Il Germania, dopo aver raggiunto i trecento metri, aveva ripresa la sua corsa, passando sopra foltissime foreste.

Aveva lasciato l’Usghera e si avanzava attraverso l’Usagara, uno dei più vasti distretti della costa orientale africana ed anche dei più lussureggianti, quantunque poco abitato.

Gli aeronauti da quell’altezza poterono scorgere verso il sud il Muscendo, uno dei fiumi più importanti della regione e anche alcuni villaggi perduti sui fianchi di una catena di monti.

Nondimento il paese che stavano attraversando pareva deserto non scorgendosi alcuna capanna, nè alcun campo coltivato dalla mano dell’uòmo.

A mezzodì, mentre stavano per far colazione, il Germania superava alcune catene di colline pochissimo alte e assai boscose e scendeva nelle vaste pianure erbose che occupano gran parte dell’Usagara.

In mezzo a quelle opulente praterie, interrotte solo da pochi gruppi di banani e di sicomori, si vedevano apparire moltissimi animali.

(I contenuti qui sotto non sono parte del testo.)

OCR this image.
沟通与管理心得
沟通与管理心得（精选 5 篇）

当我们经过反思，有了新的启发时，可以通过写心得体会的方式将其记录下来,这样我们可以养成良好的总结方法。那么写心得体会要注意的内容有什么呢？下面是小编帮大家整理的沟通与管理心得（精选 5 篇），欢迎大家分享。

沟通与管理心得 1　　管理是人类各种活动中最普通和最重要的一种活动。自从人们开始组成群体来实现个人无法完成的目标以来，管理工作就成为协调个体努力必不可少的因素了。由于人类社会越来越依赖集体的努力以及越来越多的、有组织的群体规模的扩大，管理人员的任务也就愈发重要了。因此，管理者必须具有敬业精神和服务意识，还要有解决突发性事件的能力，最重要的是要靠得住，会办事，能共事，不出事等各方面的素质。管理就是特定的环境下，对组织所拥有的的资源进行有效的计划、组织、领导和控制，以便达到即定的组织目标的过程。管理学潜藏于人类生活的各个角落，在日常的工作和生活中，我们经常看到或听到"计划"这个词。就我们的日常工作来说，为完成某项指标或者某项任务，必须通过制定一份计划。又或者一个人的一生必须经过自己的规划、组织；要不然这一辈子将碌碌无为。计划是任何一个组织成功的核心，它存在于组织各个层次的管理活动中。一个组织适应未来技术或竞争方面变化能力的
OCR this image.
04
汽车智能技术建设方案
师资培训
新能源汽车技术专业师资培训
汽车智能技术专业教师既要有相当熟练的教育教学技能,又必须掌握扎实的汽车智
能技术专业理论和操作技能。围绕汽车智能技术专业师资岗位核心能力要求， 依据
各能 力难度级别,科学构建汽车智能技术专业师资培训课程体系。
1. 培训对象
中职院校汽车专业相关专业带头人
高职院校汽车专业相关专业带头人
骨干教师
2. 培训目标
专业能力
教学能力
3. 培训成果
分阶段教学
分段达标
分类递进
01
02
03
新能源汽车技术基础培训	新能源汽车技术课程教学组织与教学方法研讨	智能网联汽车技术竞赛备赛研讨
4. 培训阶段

Truppe di zebre fuggivano caracollando in mezzo alle erbe e bande di giraffe galoppavano disordinatamente. Non mancavano le antilopi e nemmeno i bufali, animali terribili questi, che non temono i cacciatori, molto più vigorosi dei nostri tori e con la testa armata di corna tremende.

Nel veder passare tanti animali, il tedesco si animava e non poteva trattenersi dallo sparare qualche colpo di fucile dietro alla fuggente selvaggina, con poco successo tuttavia, in causa della rapidità del treno aereo.

— Questo è il paradiso dei cacciatori! — esclamava. — Questa sera ci fermeremo in qualche buon luogo e ci sfogheremo.

— Dovremo fermarci presso qualche fiume — disse l’arabo.

— Dopo il tramonto la selvaggina non si può scovare che dove c’è dell’acqua.